Les principaux géants mondiaux du pétrole et du gaz savent depuis « au moins » les années 1960 que les énergies fossiles provoqueraient un réchauffement climatique, mais ils ont persisté à le nier et ont même pratiqué la désinformation, selon un rapport de parlementaires américains.
“Depuis plus d’un demi-siècle, les ‘Big Oil’ ont trompé le public américain sur leur rôle dans la crise climatique, faisant tout ce qui était en leur pouvoir pour maintenir les Etats-Unis et le monde entier dépendants de leurs produits polluants”, dénonce le rapport de une commission d’enquête d’élus démocrates de la Chambre des représentants, publiée mardi.
Le double discours du « Big Oil » dénoncé
« Big Oil » sont les six géants et organisations scrutés lors de cette enquête lancée en septembre 2021 : ExxonMobil, Chevron, BP America, Shell, l’American Petroleum Institute (API) – représentant du secteur pétrolier – et la Chambre de commerce.
“Tous les six (…) ont entravé et retardé” cette enquête en refusant de se présenter “malgré les assignations à comparaître”, souligne le rapport de 65 pages intitulé “Déni, désinformation et double langage : évolution des efforts des “Big Oil” pour esquiver responsabilité dans le changement climatique.
Après avoir qualifié le changement climatique de « canular » et nié son existence même, note le rapport, le secteur pétrolier a été contraint de « changer de posture » face à la science « qui devenait trop écrasante pour continuer à nier ».
Ils ont ensuite, poursuit-il, « développé une campagne de tromperie et de double langage – soutenue par une armada d’organisations professionnelles – en affirmant publiquement soutenir l’action climatique mais en menant des actions en coulisses pour l’éviter ».
Faire face à leurs responsabilités
Et aussi, affirment les élus, affirmant que le gaz naturel était « sans danger » pour le climat et qu’il pouvait servir d’« énergie de transition vers un avenir sans énergie fossile ».
« Il est grand temps de tenir les grandes sociétés pétrolières responsables de leur campagne de tromperie et de prendre des mesures pour réparer les dommages qu’elles ont causés », conclut le rapport.
Il s’agit d'”allégations anciennes qui ont déjà été abordées lors d’auditions du Congrès sur ce sujet et lors de procédures judiciaires”, a répondu ExxonMobil à l’AFP. “Comme nous l’avons répété à maintes reprises, le changement climatique est réel et une branche entière de notre groupe se consacre à la réduction des émissions – les nôtres et celles des autres”, a-t-il poursuivi, affirmant que son budget annuel représentait un tiers de celui des États-Unis. Agence de protection de l’environnement (EPA).

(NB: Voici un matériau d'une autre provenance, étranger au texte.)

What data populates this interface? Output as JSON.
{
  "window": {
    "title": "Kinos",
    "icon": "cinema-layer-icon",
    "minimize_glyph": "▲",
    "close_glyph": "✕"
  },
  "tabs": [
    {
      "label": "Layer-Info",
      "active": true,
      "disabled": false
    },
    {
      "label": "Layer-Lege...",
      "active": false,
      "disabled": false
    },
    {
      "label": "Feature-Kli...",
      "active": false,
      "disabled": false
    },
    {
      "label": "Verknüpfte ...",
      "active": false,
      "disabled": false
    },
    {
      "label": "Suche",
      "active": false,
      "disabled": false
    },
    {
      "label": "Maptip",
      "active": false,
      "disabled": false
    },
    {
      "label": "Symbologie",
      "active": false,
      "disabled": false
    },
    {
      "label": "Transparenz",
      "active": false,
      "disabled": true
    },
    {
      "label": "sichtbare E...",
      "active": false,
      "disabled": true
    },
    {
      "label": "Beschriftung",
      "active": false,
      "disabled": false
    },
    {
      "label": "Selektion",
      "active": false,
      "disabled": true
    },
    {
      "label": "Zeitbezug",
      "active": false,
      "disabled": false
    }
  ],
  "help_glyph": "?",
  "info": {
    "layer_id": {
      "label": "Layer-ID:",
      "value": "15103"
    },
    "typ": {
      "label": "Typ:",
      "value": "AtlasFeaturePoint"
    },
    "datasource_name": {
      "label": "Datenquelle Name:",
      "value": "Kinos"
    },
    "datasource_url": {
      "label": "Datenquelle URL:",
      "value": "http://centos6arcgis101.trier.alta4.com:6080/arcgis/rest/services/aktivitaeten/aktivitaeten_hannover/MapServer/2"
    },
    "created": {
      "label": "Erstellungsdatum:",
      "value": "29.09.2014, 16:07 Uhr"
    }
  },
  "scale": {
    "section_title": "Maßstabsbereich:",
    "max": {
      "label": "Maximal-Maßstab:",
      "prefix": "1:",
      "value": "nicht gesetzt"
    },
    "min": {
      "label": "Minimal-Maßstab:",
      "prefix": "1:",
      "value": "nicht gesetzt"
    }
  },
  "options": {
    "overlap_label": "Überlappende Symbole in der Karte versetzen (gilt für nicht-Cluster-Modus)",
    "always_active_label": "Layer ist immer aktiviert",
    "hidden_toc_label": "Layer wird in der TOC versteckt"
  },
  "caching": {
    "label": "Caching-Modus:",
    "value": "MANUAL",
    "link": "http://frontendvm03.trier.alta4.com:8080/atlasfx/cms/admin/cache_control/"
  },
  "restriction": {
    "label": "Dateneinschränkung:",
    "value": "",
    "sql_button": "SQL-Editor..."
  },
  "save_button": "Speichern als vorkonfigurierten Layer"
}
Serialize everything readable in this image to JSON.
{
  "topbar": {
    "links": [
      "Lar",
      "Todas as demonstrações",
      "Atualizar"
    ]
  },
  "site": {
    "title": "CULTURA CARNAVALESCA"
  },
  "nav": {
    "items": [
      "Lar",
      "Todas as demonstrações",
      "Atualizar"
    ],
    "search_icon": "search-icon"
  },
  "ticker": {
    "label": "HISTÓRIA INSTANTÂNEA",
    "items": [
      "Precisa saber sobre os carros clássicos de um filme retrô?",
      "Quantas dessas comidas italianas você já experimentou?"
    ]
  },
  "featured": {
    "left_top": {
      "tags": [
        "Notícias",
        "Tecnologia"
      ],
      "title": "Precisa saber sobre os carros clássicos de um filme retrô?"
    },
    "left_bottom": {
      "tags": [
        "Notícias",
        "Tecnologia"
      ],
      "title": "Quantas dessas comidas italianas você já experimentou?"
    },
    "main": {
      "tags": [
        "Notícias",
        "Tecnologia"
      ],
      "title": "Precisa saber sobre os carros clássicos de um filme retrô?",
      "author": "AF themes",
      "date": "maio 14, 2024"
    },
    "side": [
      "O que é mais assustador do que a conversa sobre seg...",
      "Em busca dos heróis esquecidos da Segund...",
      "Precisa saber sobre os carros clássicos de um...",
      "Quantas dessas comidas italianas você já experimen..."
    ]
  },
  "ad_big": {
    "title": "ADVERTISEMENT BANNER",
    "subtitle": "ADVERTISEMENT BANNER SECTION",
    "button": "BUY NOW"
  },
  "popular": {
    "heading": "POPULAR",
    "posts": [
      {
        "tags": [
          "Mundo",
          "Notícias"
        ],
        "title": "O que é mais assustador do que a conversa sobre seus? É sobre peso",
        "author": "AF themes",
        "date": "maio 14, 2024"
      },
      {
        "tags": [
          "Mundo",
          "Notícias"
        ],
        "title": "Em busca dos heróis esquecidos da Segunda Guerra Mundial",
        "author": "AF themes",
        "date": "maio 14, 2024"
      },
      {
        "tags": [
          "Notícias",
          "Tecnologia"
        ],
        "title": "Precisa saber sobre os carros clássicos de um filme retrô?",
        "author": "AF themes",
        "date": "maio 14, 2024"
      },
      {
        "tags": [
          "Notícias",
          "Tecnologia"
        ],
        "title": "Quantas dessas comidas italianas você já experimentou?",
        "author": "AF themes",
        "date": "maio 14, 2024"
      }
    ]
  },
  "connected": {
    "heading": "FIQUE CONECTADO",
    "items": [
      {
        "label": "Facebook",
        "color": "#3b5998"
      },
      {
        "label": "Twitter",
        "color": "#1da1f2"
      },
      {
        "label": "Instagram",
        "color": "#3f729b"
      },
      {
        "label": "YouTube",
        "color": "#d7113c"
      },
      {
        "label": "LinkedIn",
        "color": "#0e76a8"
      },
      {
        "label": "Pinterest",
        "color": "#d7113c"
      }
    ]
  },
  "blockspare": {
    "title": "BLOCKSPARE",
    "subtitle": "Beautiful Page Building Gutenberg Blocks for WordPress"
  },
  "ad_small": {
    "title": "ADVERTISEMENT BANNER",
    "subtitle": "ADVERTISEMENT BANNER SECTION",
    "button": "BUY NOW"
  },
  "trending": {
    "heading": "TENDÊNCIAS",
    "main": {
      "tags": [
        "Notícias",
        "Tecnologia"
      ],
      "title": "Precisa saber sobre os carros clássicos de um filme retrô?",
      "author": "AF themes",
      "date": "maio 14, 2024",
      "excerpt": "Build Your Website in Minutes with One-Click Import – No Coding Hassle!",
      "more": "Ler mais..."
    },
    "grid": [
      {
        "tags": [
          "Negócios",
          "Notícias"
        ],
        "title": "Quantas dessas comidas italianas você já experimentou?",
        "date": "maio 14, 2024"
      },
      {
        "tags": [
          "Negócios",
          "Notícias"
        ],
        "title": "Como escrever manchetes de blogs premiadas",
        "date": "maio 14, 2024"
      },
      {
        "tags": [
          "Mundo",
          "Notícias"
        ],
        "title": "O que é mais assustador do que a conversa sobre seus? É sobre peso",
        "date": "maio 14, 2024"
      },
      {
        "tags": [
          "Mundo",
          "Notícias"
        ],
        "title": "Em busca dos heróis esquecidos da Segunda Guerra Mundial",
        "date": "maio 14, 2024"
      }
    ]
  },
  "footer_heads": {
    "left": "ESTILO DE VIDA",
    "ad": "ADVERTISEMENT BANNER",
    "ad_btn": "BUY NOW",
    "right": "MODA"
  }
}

Pour sa part, un porte-parole de l’API a noté que le secteur « se concentre sur la fourniture de pétrole et de gaz fiables et abordables aux Américains tout en développant la prochaine génération de technologies à faibles émissions comme l’hydrogène et le captage du CO2. “Toute suggestion contraire est inexacte”, a-t-il déclaré.
Prévisions de hausse des températures remontant à 1977
Ce n’est en effet pas la première fois qu’il apparaît que les groupes pétroliers connaissent depuis plusieurs décennies l’effet néfaste des énergies fossiles sur le climat.
Le sujet a été évoqué lors des auditions menées par cette commission parlementaire, devant lesquelles les majors pétrolières ont notamment été mises sous le grill.
En janvier 2023, une étude publiée dans la revue Science a révélé la précision remarquable des prévisions des scientifiques d’ExxonMobil sur la hausse des températures, certaines remontant à 1977.
Mais, en 2000, le PDG du groupe, Lee Raymond, affirmait ne pas avoir « une compréhension scientifique suffisante du changement climatique pour faire des prévisions raisonnables ». Plusieurs procédures judiciaires ont déjà été lancées, notamment contre l’entreprise aux États-Unis.